Theresa May cedeu. Uma grande senhora, uma democrata de gema, uma lutadora como o Reino Unido nunca teve igual. Esgotada, humilhada, completamente só, partiu deixando o ruído, as disputas, os interesses mesquinhos ao senhor que se segue: Boris Johnson?

         - Chamei de novo ao meu convívio o tio Saul Bellow e As Aventuras de Augie March. É um calhamaço de mais de 700 páginas, mas isso não me assusta. O escritor é tão apaixonante, senhor de um tom, uma voz, ideias e temperamento tão interessantes, que estar na sua companhia por um mês é entrar directo no paraíso.

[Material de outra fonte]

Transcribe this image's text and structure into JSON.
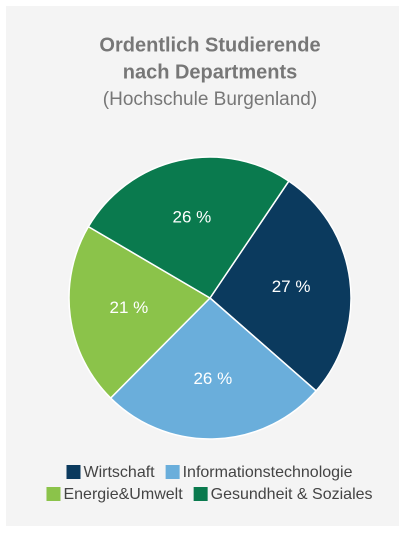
{
  "chart_data": {
    "type": "pie",
    "title": [
      "Ordentlich Studierende",
      "nach Departments"
    ],
    "subtitle": "(Hochschule Burgenland)",
    "categories": [
      "Wirtschaft",
      "Informationstechnologie",
      "Energie&Umwelt",
      "Gesundheit & Soziales"
    ],
    "values": [
      27,
      26,
      21,
      26
    ],
    "value_labels": [
      "27 %",
      "26 %",
      "21 %",
      "26 %"
    ],
    "colors": [
      "#0b3a5e",
      "#6aaedb",
      "#8bc34a",
      "#0a7a4e"
    ],
    "start_angle": 34,
    "legend": "bottom"
  }
}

         - Andou ontem aí um homem a reparar o skimmer que tinha um furo. Antes dele, num lugar de biscateiros, outros comprometeram-se a vir, marcaram hora e dia e não apareceram. Estes “técnicos” que por aqui abundam e são de uma honestidade e competência profissional impressionantes, a única coisa que aprenderam verdadeiramente é a multiplicar – cada hora está ao valor de um twitter de Donald Trump e como ele sem préstimo nenhum. Este foi impecável e espero que competente e a um preço correcto para os dias desta desgraçada moeda. Shut, não digas o nome da fedúncia.   


         - Rendi-me, enfim, ao smartphone. 600 balas deixaram o meu bolso em minutos – é a minha obsessão pela privacidade ou seja a Apple.